Feed Spider - Update 2
Wow, the Wikipedia category data I loaded was bad. Really bad. I guess that should be expected considering that was the first run of the Category Extractor. Still, I expected better.
I’ve decided to use the same category classifications as Wikipedia does for determining the main topics. The “Main topic classifications” page lists out the top level categories. From there on down, there are subcategory after subcategory of classifications.
For example, if you drill down into “Academic disciplines”, you get a listing if its categories.
I should have been able to query my database after loading it and see that under “Main topic classifications” where all its subcategories. About half were missing. When dealing with 16GB of compressed text, where do you even start? I could see that I was missing the “Mathematics” subcategory, but had no idea where in that pile of 16GB to look.
Eventually, I wrote a program to extract the “Mathematics” category page that had the relationships in it that I was looking for. Then I was able to test with a single page instead of millions to find some bugs. As was typical for me, my logic was sound, but I had made a mistake in the details. I’d gotten in a hurry and made a cut and paste error when assigning a field to the database and was inserting the wrong one. A little desk checking might have saved me half a day or so of debugging.

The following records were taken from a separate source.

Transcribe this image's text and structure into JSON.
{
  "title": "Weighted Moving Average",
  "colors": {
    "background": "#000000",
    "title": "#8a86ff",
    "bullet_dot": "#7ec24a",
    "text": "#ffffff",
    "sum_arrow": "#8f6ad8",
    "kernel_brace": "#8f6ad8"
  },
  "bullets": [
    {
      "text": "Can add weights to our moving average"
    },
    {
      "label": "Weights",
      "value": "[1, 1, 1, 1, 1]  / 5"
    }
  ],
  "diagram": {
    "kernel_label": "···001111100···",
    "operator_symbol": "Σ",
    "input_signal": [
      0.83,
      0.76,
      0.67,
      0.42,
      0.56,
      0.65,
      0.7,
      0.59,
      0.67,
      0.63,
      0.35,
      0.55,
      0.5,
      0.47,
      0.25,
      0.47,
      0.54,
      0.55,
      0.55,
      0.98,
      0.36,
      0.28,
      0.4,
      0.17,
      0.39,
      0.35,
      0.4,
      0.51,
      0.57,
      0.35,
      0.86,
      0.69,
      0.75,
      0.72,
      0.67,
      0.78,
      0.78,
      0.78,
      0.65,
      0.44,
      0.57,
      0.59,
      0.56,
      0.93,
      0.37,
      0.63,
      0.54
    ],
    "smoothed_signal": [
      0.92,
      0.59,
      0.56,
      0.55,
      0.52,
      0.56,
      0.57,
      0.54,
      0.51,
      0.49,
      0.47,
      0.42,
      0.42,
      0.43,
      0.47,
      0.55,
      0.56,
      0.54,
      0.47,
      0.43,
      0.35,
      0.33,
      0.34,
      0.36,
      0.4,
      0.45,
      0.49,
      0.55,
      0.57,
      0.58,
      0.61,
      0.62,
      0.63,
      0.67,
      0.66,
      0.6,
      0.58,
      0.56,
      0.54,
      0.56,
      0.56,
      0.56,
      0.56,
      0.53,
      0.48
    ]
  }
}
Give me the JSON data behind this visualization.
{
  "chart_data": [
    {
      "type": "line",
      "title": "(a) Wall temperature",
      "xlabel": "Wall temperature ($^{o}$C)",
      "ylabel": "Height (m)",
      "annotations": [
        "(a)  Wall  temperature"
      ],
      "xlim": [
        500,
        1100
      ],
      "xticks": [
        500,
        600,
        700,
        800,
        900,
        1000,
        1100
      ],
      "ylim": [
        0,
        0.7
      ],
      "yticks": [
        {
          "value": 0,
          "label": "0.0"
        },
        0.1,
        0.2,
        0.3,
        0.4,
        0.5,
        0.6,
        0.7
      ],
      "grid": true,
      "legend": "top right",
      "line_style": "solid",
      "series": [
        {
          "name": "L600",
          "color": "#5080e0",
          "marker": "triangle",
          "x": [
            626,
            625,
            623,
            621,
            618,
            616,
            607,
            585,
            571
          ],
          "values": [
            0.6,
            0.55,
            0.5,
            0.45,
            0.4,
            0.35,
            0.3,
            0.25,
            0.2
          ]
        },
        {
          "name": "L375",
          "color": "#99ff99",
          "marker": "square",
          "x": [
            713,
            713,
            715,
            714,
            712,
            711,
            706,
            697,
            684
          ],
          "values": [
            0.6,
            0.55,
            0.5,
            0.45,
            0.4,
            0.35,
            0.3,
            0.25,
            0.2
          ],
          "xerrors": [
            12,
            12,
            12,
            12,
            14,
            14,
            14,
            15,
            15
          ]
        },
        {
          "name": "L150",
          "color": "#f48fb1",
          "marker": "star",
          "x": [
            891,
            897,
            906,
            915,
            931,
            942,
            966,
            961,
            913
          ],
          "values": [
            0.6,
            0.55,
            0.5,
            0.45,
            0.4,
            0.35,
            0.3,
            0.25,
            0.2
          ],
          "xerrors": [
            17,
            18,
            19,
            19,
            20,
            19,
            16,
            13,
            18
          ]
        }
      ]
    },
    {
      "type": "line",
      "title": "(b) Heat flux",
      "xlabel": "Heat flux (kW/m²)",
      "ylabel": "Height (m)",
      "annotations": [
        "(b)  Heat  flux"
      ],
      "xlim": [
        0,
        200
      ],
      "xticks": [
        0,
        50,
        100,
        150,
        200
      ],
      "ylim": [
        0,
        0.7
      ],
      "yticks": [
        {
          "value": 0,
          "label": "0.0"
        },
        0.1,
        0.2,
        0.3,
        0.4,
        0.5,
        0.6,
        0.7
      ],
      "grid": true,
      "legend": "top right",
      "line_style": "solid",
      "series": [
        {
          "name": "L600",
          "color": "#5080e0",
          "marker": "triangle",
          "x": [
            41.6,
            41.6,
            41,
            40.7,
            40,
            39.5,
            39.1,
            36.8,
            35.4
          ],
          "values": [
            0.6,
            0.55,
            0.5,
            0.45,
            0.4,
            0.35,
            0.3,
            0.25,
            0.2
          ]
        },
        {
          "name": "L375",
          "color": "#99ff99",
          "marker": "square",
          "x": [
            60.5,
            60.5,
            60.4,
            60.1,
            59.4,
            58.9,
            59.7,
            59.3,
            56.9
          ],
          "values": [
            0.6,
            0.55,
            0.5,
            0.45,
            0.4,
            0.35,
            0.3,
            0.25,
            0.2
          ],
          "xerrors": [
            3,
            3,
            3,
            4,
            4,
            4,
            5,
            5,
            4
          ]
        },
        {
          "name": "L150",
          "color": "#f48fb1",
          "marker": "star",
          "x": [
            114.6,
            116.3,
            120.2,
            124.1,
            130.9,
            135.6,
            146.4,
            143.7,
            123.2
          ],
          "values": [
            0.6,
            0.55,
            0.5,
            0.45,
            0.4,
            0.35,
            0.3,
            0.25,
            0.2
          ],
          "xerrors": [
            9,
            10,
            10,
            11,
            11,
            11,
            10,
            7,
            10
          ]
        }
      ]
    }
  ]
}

I fixed my bug and started up the process again. Since I’d added another constraint on the database to improve the quality of the category relationships, the process was running slower than it had before. It was now taking about 2 or 3 hours to run. I never stick around to time it, so I fired it off and went to bed.
This morning I got up early and checked the data. It looks good now!

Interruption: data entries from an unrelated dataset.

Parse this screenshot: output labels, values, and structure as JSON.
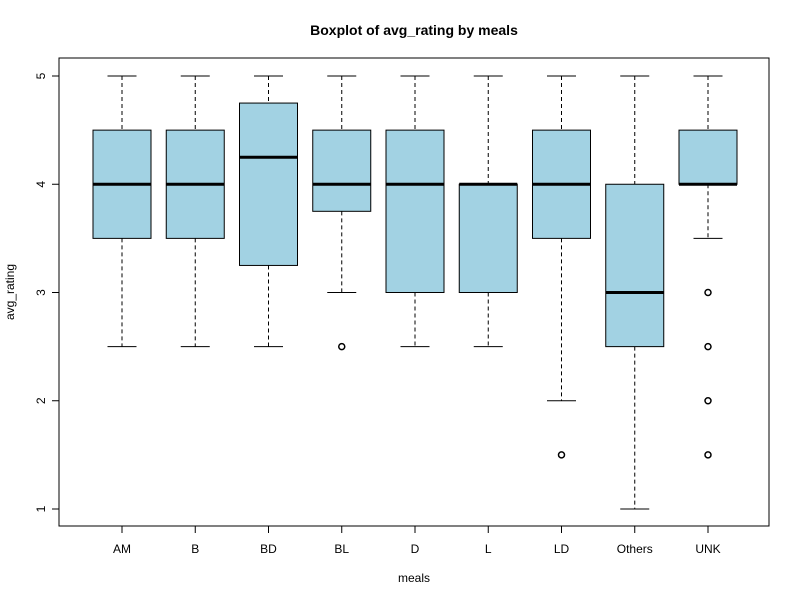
{
  "chart_data": {
    "type": "boxplot",
    "title": "Boxplot of avg_rating by meals",
    "xlabel": "meals",
    "ylabel": "avg_rating",
    "ylim": [
      1,
      5
    ],
    "yticks": [
      "1",
      "2",
      "3",
      "4",
      "5"
    ],
    "box_color": "#a2d2e3",
    "categories": [
      "AM",
      "B",
      "BD",
      "BL",
      "D",
      "L",
      "LD",
      "Others",
      "UNK"
    ],
    "boxes": [
      {
        "category": "AM",
        "whisker_low": 2.5,
        "q1": 3.5,
        "median": 4.0,
        "q3": 4.5,
        "whisker_high": 5.0,
        "outliers": []
      },
      {
        "category": "B",
        "whisker_low": 2.5,
        "q1": 3.5,
        "median": 4.0,
        "q3": 4.5,
        "whisker_high": 5.0,
        "outliers": []
      },
      {
        "category": "BD",
        "whisker_low": 2.5,
        "q1": 3.25,
        "median": 4.25,
        "q3": 4.75,
        "whisker_high": 5.0,
        "outliers": []
      },
      {
        "category": "BL",
        "whisker_low": 3.0,
        "q1": 3.75,
        "median": 4.0,
        "q3": 4.5,
        "whisker_high": 5.0,
        "outliers": [
          2.5
        ]
      },
      {
        "category": "D",
        "whisker_low": 2.5,
        "q1": 3.0,
        "median": 4.0,
        "q3": 4.5,
        "whisker_high": 5.0,
        "outliers": []
      },
      {
        "category": "L",
        "whisker_low": 2.5,
        "q1": 3.0,
        "median": 4.0,
        "q3": 4.0,
        "whisker_high": 5.0,
        "outliers": []
      },
      {
        "category": "LD",
        "whisker_low": 2.0,
        "q1": 3.5,
        "median": 4.0,
        "q3": 4.5,
        "whisker_high": 5.0,
        "outliers": [
          1.5
        ]
      },
      {
        "category": "Others",
        "whisker_low": 1.0,
        "q1": 2.5,
        "median": 3.0,
        "q3": 4.0,
        "whisker_high": 5.0,
        "outliers": []
      },
      {
        "category": "UNK",
        "whisker_low": 3.5,
        "q1": 4.0,
        "median": 4.0,
        "q3": 4.5,
        "whisker_high": 5.0,
        "outliers": [
          3.0,
          2.5,
          2.0,
          1.5
        ]
      }
    ]
  }
}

I’m able to recreate the category relationships in the Wikipedia pages. Nothing is missing! What you see in the query in the above screenshot is grabbing all the subcategories for “Main topic classifications” and their subtopics. This yields 1351 topics. I think that is a reasonable amount of labels to train the model with. At least that is a good starting point to see how it will shake out.

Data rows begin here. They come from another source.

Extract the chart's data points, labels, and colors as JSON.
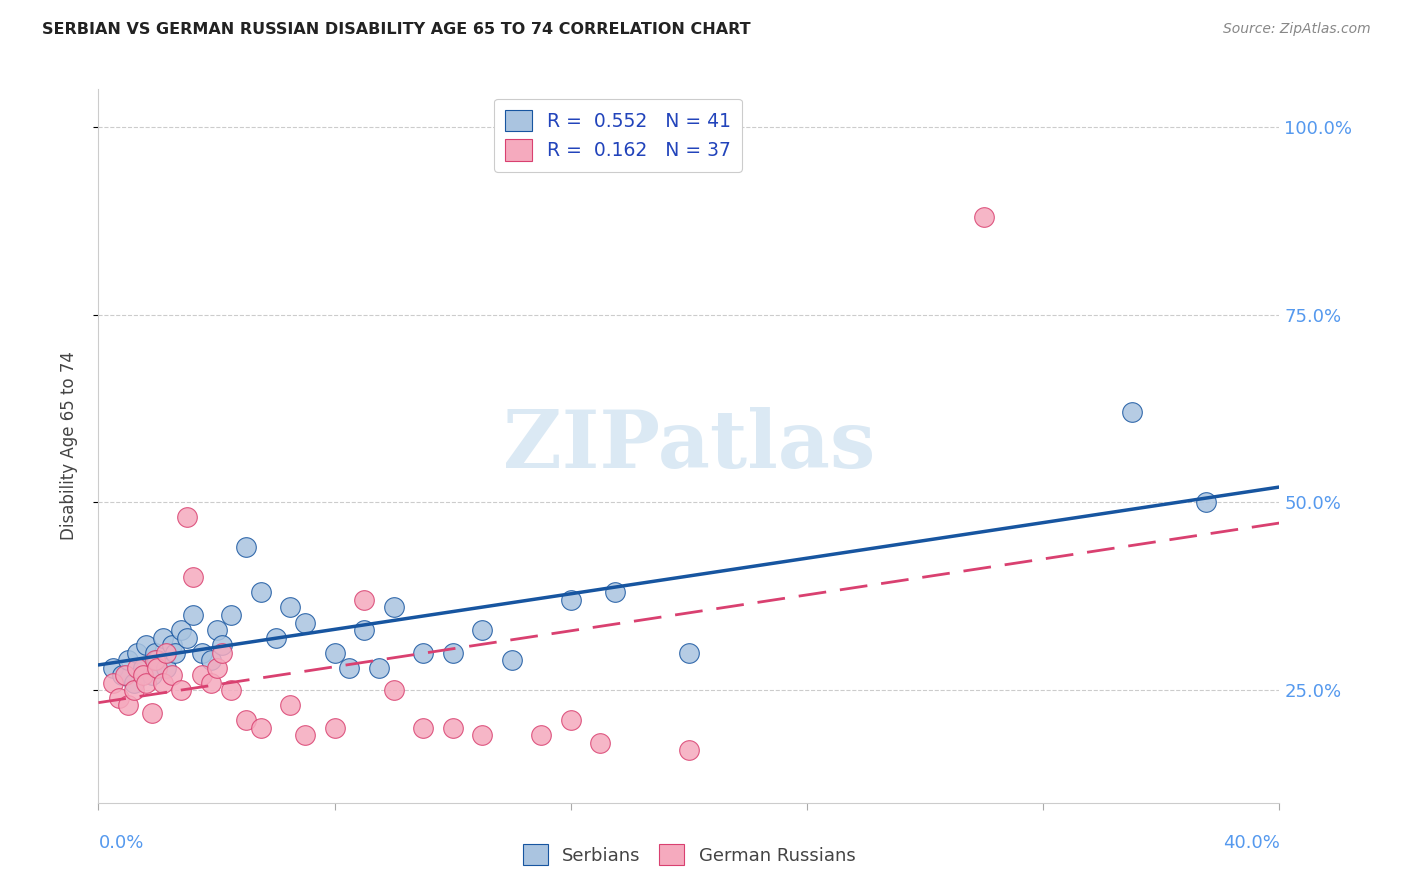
{
  "title": "SERBIAN VS GERMAN RUSSIAN DISABILITY AGE 65 TO 74 CORRELATION CHART",
  "source": "Source: ZipAtlas.com",
  "ylabel": "Disability Age 65 to 74",
  "xlim": [
    0.0,
    0.4
  ],
  "ylim": [
    0.1,
    1.05
  ],
  "ytick_vals": [
    0.25,
    0.5,
    0.75,
    1.0
  ],
  "ytick_labels": [
    "25.0%",
    "50.0%",
    "75.0%",
    "100.0%"
  ],
  "xtick_vals": [
    0.0,
    0.08,
    0.16,
    0.24,
    0.32,
    0.4
  ],
  "legend_r1": "0.552",
  "legend_n1": "41",
  "legend_r2": "0.162",
  "legend_n2": "37",
  "serbians_color": "#aac4e0",
  "german_russians_color": "#f5aabe",
  "line_serbian_color": "#1755a0",
  "line_german_color": "#d94070",
  "watermark_color": "#cce0f0",
  "serbians_x": [
    0.005,
    0.008,
    0.01,
    0.012,
    0.013,
    0.015,
    0.016,
    0.018,
    0.019,
    0.02,
    0.022,
    0.023,
    0.025,
    0.026,
    0.028,
    0.03,
    0.032,
    0.035,
    0.038,
    0.04,
    0.042,
    0.045,
    0.05,
    0.055,
    0.06,
    0.065,
    0.07,
    0.08,
    0.085,
    0.09,
    0.095,
    0.1,
    0.11,
    0.12,
    0.13,
    0.14,
    0.16,
    0.175,
    0.2,
    0.35,
    0.375
  ],
  "serbians_y": [
    0.28,
    0.27,
    0.29,
    0.26,
    0.3,
    0.28,
    0.31,
    0.27,
    0.3,
    0.29,
    0.32,
    0.28,
    0.31,
    0.3,
    0.33,
    0.32,
    0.35,
    0.3,
    0.29,
    0.33,
    0.31,
    0.35,
    0.44,
    0.38,
    0.32,
    0.36,
    0.34,
    0.3,
    0.28,
    0.33,
    0.28,
    0.36,
    0.3,
    0.3,
    0.33,
    0.29,
    0.37,
    0.38,
    0.3,
    0.62,
    0.5
  ],
  "german_russians_x": [
    0.005,
    0.007,
    0.009,
    0.01,
    0.012,
    0.013,
    0.015,
    0.016,
    0.018,
    0.019,
    0.02,
    0.022,
    0.023,
    0.025,
    0.028,
    0.03,
    0.032,
    0.035,
    0.038,
    0.04,
    0.042,
    0.045,
    0.05,
    0.055,
    0.065,
    0.07,
    0.08,
    0.09,
    0.1,
    0.11,
    0.12,
    0.13,
    0.15,
    0.16,
    0.17,
    0.2,
    0.3
  ],
  "german_russians_y": [
    0.26,
    0.24,
    0.27,
    0.23,
    0.25,
    0.28,
    0.27,
    0.26,
    0.22,
    0.29,
    0.28,
    0.26,
    0.3,
    0.27,
    0.25,
    0.48,
    0.4,
    0.27,
    0.26,
    0.28,
    0.3,
    0.25,
    0.21,
    0.2,
    0.23,
    0.19,
    0.2,
    0.37,
    0.25,
    0.2,
    0.2,
    0.19,
    0.19,
    0.21,
    0.18,
    0.17,
    0.88
  ]
}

I’m envisioning having a way for users to select “Academic disciplines” and then choose from the resulting list, “Biblical studies” and then see a listing of blogs that fall into that category. They should also be able to search for “biblical” and get the same thing. Possibly we could even get to the point that searching for “bible” turns up the correct blogs using word vectors.
Now that I can go down from “Main topic classifications” to the categories I want identified, I have to go the other way. If a page has the category “Novelistic portrayals of Jesus”, I need to be able to roll that up to “Biblical studies”. After that gets figured, I can begin extracting articles for the training model.